PARIS — The Organisation for Economic Cooperation and Development has slashed its global growth outlook in its June 2024 Economic Outlook, citing disruptions from conflict affecting the Strait of Hormuz. Global growth is now expected to slow from 3.4% in 2025 to 2.8% in 2026, before recovering to 3.1% in 2027, assuming a time-limited disruption scenario in which a peace agreement is reached and disruptions to the Strait of Hormuz are swiftly resolved.
In a worse-case scenario, in which disruptions to shipping and energy infrastructure continue well into 2027, global growth would fall sharply to just 2.1% in 2026 and 1.8% in 2027. Some economies could be tipped into, or close to, recession under this prolonged disruption scenario.
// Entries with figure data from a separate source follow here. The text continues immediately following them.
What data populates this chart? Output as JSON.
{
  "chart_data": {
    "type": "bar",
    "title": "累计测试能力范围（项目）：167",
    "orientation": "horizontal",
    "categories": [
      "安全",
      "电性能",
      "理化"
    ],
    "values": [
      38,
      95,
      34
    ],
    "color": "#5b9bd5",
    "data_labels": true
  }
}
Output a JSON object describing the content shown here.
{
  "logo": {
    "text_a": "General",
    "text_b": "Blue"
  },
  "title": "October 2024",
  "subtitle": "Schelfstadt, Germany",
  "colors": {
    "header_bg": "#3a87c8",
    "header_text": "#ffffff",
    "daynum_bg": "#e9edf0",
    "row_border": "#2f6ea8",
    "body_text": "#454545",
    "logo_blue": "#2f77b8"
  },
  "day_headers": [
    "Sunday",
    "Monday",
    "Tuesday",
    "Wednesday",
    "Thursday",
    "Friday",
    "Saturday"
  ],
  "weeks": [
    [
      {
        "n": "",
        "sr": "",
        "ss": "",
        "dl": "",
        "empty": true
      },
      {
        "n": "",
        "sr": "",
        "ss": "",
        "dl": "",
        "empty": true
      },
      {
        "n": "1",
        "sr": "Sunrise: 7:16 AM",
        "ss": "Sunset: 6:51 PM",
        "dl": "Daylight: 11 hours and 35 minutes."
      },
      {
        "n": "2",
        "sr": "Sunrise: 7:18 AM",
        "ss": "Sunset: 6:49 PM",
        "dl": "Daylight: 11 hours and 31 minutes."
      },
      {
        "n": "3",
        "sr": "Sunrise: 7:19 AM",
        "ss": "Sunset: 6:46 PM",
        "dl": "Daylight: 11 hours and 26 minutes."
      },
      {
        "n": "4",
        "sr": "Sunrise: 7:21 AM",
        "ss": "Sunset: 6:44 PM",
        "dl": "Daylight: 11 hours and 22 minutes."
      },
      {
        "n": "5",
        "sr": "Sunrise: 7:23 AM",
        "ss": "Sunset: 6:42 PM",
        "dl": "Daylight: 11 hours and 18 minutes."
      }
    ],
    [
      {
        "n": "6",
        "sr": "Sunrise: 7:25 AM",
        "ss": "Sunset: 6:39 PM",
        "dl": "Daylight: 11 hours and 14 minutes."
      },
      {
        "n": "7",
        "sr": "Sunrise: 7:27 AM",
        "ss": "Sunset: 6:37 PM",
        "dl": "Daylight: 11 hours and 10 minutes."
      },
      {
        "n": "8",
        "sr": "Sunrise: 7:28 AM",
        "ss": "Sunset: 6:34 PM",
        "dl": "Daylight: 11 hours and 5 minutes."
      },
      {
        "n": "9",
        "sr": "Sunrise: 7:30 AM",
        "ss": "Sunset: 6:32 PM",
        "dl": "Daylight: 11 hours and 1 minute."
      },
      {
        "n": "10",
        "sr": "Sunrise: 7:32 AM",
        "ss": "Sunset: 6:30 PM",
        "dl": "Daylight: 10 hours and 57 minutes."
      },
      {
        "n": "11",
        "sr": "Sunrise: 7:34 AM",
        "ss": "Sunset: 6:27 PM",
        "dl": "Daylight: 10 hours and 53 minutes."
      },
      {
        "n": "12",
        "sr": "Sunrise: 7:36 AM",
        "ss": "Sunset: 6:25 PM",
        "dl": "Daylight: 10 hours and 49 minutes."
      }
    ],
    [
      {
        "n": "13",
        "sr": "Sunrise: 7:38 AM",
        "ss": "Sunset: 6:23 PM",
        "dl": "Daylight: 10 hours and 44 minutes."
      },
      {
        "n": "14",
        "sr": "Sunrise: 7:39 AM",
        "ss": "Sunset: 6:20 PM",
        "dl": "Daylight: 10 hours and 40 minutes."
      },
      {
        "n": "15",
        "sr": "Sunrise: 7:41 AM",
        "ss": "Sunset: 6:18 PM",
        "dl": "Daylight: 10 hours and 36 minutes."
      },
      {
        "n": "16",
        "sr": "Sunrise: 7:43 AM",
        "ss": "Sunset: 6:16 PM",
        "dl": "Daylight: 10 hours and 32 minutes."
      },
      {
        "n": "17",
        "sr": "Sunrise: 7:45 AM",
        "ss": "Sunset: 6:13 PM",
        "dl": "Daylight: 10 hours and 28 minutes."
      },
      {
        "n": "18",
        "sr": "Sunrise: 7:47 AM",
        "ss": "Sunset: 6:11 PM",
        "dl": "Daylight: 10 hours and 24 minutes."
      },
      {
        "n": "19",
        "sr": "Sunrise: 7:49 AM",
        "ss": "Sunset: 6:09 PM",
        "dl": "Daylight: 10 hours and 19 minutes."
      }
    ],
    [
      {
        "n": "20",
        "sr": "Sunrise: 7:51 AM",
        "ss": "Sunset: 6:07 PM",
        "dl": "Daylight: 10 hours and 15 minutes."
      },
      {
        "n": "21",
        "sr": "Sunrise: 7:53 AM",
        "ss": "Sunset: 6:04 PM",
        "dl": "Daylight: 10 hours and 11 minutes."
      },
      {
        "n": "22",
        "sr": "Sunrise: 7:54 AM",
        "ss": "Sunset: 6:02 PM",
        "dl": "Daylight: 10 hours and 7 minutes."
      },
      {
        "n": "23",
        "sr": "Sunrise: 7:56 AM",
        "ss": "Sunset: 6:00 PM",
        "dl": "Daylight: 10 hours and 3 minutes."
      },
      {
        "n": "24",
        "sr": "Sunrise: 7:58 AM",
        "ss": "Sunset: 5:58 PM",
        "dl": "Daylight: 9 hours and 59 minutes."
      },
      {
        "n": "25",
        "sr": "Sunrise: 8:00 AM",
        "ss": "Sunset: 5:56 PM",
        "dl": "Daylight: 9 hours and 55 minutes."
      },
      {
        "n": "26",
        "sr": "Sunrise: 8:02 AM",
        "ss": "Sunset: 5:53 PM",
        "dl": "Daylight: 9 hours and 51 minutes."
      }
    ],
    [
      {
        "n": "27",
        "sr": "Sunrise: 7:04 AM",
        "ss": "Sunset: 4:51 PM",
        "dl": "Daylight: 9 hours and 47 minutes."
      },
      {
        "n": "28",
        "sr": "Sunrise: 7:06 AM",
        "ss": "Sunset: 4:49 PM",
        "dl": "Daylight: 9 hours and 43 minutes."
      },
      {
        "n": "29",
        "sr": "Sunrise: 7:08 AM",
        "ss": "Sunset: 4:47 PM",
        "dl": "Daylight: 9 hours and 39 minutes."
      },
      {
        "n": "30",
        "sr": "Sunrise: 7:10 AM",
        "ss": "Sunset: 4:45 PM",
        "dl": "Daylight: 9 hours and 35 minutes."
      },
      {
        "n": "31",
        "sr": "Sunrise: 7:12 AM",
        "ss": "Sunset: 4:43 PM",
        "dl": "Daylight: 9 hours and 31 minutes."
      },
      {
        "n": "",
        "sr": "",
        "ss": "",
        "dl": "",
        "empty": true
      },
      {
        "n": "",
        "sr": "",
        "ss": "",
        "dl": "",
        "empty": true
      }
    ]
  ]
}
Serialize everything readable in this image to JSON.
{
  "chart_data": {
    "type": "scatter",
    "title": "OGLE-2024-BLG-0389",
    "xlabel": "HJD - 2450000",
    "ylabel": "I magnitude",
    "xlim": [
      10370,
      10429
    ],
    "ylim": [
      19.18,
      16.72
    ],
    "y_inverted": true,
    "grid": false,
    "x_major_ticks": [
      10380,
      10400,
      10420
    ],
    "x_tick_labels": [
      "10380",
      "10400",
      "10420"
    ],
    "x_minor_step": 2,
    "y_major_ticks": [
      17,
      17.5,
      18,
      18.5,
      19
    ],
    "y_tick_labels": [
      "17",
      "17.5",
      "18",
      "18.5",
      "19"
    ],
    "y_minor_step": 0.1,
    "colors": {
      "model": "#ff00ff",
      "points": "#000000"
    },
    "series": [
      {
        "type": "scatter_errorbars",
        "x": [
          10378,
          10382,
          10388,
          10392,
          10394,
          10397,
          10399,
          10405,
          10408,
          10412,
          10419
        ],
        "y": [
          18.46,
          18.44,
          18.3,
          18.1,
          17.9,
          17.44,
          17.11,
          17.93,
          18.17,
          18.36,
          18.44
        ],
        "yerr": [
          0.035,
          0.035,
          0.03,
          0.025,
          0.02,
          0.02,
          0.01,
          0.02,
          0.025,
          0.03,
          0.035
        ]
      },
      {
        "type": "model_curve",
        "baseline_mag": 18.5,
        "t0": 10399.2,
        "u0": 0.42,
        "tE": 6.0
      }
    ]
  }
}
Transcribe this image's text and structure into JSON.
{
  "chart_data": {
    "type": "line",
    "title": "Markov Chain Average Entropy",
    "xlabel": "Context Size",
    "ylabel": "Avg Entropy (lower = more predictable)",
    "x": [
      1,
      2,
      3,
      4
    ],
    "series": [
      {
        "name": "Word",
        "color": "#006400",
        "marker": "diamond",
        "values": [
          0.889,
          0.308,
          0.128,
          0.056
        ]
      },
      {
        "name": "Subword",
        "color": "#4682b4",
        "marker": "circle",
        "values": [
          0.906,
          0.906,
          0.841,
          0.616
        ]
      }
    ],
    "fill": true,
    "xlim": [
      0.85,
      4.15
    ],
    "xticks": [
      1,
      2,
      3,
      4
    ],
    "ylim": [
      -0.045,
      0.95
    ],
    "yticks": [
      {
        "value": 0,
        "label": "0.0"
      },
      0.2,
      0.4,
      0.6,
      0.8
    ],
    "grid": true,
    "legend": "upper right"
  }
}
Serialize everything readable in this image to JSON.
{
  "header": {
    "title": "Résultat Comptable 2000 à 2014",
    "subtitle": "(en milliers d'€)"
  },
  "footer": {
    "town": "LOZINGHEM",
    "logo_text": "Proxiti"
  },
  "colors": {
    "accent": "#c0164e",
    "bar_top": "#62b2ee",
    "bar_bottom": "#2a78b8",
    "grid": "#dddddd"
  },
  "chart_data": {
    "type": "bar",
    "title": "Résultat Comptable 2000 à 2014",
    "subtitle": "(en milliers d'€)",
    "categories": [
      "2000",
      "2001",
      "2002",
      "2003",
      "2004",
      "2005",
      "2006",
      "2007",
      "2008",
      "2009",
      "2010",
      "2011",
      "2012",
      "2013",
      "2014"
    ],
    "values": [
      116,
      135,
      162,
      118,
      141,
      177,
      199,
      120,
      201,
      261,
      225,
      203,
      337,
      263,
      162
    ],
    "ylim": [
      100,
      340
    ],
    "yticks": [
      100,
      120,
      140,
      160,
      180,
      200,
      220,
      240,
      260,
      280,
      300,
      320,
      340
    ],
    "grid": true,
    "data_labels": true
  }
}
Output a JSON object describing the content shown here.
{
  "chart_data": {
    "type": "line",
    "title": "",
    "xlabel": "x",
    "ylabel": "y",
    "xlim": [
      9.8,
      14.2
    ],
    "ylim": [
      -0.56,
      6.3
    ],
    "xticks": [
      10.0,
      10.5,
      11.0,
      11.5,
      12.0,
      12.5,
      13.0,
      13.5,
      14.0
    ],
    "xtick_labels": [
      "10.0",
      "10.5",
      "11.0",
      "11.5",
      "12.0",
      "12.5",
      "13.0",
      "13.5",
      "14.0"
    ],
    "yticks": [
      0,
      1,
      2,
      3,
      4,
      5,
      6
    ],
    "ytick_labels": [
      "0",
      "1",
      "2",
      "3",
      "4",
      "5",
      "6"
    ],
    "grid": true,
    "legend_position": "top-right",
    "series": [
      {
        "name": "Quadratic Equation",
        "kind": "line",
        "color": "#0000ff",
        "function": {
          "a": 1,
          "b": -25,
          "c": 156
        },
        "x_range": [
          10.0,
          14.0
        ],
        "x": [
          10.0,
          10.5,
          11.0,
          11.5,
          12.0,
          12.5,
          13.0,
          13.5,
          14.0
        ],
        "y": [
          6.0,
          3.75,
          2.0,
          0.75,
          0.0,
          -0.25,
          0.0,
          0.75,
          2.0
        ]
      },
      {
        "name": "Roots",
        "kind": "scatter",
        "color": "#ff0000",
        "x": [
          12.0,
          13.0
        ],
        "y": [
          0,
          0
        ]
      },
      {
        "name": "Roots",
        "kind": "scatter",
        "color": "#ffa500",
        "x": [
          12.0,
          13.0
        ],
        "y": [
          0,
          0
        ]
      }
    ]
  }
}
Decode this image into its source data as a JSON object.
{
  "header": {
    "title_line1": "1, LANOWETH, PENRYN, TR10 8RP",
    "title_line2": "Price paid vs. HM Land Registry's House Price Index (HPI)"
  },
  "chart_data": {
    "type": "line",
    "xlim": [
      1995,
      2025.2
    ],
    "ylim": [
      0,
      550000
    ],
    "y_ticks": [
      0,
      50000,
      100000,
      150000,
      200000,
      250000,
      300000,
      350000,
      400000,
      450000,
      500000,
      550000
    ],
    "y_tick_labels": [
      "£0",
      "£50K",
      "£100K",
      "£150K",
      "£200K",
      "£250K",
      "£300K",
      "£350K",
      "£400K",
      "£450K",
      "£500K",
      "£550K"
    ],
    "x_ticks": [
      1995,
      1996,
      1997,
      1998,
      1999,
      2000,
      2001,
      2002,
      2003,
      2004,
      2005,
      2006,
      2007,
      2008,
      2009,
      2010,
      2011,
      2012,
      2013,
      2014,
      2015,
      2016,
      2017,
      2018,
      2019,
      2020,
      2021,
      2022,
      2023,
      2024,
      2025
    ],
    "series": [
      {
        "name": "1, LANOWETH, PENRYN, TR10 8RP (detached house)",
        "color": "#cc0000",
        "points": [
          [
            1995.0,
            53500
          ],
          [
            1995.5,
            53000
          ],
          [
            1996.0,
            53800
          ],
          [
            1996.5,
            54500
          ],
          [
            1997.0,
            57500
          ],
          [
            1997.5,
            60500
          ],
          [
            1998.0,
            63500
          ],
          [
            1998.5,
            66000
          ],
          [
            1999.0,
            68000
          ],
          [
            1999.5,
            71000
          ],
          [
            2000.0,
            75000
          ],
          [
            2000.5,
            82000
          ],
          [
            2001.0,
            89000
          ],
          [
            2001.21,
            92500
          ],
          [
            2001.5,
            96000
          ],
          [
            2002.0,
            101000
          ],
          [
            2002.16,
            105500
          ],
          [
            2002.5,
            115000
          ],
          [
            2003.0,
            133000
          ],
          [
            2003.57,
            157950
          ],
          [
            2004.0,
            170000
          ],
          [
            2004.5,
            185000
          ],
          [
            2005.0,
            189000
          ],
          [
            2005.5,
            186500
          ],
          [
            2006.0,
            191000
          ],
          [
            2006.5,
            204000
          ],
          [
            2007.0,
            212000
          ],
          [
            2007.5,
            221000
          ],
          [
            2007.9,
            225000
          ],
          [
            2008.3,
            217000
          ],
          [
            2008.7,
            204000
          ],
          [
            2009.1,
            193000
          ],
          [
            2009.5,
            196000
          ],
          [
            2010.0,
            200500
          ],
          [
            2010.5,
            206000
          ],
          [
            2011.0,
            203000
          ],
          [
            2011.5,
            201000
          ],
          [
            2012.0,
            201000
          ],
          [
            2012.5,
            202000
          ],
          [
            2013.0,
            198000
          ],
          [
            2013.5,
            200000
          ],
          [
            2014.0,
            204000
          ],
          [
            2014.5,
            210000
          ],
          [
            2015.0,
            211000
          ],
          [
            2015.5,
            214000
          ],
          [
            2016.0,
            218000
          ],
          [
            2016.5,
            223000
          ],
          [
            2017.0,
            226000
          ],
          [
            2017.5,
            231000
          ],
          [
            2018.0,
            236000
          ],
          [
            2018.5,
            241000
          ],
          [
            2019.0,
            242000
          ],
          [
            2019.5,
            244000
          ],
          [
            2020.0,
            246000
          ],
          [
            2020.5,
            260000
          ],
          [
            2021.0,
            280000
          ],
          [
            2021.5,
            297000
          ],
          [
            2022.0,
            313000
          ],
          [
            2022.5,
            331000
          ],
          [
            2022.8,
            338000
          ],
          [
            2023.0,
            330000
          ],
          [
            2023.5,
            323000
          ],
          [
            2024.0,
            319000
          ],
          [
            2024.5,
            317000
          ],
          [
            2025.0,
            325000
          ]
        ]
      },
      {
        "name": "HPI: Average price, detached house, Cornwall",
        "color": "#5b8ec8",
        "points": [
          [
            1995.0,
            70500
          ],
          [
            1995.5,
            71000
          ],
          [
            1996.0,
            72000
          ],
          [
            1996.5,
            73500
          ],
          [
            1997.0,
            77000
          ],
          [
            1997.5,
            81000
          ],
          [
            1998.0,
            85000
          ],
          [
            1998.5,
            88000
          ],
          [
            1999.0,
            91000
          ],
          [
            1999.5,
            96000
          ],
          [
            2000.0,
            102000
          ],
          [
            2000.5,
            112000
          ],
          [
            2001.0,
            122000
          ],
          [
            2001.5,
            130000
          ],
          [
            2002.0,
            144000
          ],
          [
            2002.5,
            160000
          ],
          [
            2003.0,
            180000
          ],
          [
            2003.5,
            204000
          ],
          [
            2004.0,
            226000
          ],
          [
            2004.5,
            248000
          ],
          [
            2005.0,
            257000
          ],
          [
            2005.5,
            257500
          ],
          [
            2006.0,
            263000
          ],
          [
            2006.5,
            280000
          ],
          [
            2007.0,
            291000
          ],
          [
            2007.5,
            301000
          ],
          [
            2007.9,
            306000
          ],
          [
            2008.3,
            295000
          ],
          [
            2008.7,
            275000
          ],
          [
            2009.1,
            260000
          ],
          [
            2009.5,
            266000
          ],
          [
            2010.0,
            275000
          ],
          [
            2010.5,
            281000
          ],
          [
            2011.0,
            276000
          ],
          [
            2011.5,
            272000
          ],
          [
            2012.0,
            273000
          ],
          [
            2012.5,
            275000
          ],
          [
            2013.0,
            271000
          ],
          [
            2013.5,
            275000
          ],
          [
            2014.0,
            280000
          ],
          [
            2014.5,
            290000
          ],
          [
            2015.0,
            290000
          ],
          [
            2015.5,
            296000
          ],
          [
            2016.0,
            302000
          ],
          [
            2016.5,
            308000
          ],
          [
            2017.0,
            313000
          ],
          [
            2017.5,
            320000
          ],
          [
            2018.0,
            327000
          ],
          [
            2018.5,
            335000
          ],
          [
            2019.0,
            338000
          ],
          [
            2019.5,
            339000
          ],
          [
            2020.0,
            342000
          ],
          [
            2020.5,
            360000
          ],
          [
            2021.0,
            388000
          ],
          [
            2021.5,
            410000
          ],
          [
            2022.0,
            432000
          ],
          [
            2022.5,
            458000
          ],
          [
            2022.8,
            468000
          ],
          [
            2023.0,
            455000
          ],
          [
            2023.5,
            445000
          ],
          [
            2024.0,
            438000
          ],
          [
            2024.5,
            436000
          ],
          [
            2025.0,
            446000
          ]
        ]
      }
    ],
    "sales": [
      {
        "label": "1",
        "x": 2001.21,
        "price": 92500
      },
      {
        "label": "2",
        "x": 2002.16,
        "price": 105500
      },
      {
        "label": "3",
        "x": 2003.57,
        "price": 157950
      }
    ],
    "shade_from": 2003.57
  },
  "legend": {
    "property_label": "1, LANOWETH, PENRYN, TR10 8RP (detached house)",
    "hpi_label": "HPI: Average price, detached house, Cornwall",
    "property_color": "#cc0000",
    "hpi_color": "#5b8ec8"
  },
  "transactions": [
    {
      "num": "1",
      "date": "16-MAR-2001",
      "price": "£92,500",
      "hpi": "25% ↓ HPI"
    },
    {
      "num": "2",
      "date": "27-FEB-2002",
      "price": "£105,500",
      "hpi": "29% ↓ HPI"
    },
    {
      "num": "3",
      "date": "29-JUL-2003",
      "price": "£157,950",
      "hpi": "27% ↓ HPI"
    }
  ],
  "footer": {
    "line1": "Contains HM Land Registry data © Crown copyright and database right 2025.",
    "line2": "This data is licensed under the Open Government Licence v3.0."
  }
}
In that scenario, global inflation is expected to rise by 0.4 percentage points in 2026 and 1.3 percentage points in 2027.
Stefano Scarpetta, the OECD's chief economist, warned that “the longer the disruptions last, the larger the economic and social costs become.” He added that a durable settlement to the current conflict would not only bring relief to the region but also “lay the groundwork for a resolution to the disruptions it has caused to the global economy.”
The OECD's study explores how the Strait of Hormuz shutdown, coupled with energy infrastructure damage throughout the Gulf, has sent energy prices soaring and pushed up the costs of fertilizers and other key industrial inputs. Scarpetta said, “Unemployment would rise and investment — including in energy-intensive AI — would weaken significantly, with increasing risks of financial market repricing with upside pressures from elevated commodity prices partially offset by weaker final demand.”
The downward trajectory will further complicate the challenge for global central banks already grappling with weaker growth and inflationary pressures. The crisis highlights the vulnerability of global economies to one single chokepoint and underlines the need to strengthen the resilience of supply chains and diversify energy supply. According to the OECD report, “In the near-term, emergency demand-restraint measures and international coordination of strategic energy stocks can help mitigate some of the effects of the supply crunch, but the need to invest more to wean us off the dependency on fossil fuel imports is more urgent than ever.”